The band celebrated its 15th anniversary throughout 2008. Instead of extensive touring like in previous years, the band played only 15 shows in select cities during the entire year.

The Bottle Rockets' reputation as the underdog spokesmen translated into a collaboration with fans in 2008. Fans of the Bottle Rockets had a voice in the band's 15th Anniversary Tour, having been invited to design set lists for the 2008 tour from the Bottle Rockets’ catalog plus one cover song suggestion. The band hand-picked a fan's set list for each of the special anniversary shows and entered the set list winners in a year-long contest to win one of 2 grand prizes, a $1500.00 custom Golden Rocket guitar by Creston Electric Instruments or the "Bottle Rockets for life" prize package.
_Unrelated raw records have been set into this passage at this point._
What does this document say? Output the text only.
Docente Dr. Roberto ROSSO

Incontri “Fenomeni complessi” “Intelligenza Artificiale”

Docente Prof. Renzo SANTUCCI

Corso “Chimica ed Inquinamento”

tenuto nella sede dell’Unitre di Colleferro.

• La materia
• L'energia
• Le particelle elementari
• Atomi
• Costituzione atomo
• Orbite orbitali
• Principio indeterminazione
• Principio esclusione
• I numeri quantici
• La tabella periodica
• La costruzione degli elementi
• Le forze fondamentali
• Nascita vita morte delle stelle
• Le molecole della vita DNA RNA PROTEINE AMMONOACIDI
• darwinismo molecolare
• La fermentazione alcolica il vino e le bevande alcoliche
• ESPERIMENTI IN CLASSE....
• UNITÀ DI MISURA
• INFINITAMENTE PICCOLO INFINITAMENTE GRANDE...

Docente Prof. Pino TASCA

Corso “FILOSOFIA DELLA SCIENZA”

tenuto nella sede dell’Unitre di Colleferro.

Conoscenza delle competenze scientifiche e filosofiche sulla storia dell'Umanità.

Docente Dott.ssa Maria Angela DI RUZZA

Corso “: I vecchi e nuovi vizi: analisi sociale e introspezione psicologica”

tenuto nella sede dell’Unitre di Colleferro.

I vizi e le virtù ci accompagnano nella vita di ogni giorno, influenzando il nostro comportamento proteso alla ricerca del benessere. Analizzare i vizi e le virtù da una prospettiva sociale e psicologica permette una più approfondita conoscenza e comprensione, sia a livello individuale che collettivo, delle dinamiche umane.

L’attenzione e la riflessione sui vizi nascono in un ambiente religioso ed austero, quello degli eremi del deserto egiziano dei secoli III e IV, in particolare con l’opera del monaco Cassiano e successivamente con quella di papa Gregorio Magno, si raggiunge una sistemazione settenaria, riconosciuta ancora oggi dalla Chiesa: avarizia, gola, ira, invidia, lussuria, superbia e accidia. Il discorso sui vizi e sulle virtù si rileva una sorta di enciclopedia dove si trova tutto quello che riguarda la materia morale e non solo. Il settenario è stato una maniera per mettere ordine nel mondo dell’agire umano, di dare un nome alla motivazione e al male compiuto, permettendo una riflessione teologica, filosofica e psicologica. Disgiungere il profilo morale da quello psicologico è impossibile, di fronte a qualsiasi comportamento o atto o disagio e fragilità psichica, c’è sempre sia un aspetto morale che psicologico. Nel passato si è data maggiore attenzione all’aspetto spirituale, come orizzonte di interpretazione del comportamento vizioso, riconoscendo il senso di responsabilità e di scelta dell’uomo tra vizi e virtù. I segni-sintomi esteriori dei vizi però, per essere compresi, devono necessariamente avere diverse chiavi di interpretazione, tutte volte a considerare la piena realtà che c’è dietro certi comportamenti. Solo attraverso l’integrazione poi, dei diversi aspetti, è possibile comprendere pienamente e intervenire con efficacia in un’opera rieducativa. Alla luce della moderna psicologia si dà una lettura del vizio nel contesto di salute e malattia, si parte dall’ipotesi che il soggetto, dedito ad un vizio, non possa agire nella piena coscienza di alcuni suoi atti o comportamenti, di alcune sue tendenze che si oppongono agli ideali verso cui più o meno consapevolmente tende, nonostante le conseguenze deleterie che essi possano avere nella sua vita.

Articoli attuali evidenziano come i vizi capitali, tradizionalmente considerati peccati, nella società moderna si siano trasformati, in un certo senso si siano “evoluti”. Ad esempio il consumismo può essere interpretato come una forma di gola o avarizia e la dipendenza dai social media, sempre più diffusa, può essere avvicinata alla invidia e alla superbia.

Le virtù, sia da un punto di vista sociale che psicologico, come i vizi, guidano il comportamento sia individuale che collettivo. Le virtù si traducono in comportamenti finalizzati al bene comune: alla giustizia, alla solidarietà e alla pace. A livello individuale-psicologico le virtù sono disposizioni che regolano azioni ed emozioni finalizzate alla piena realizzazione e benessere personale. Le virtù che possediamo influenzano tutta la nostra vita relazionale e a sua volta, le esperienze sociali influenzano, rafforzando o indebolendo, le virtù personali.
The results of the first such collaboration were detailed by Roy Kasten and Barry Gilbert in their reviews of the performance, in the Riverfront Times and the St. Louis Post-Dispatch, respectively.

While other artists have covered Bottle Rockets’ songs, including John Hiatt, (Hiatt recorded "Welfare Music" for Don Imus’ Ranch Record), Peter Blackstock of No Depression implores:

"...somebody, SOMEBODY record [the Bottle Rockets’ song] 'Kerosene' on your next album. Big band, little band, country rock band, rock band,...punk rock band,...somebody just get smart and give this song the respect, and legs, it deserves."

In July 2008, The Bottle Rockets reunited with producer Eric Ambel (Brooklyn Side, 24 Hours A Day, Leftovers, Brand New Year) at his Cowboy Technical Services Recording Studio in Williamsburg, Brooklyn, New York for their latest album, Lean Forward (Bloodshot).

===2009===
On May 2, The Bottle Rockets played a special concert at the High Dive in Champaign, IL that was filmed for an upcoming live concert documentary DVD release. The set list included "Hard Times," "Done It All," "Shame On Me," "Give Me Room," "Way It Used to Be" and "The Long Way" from the then-forthcoming Lean Forward album.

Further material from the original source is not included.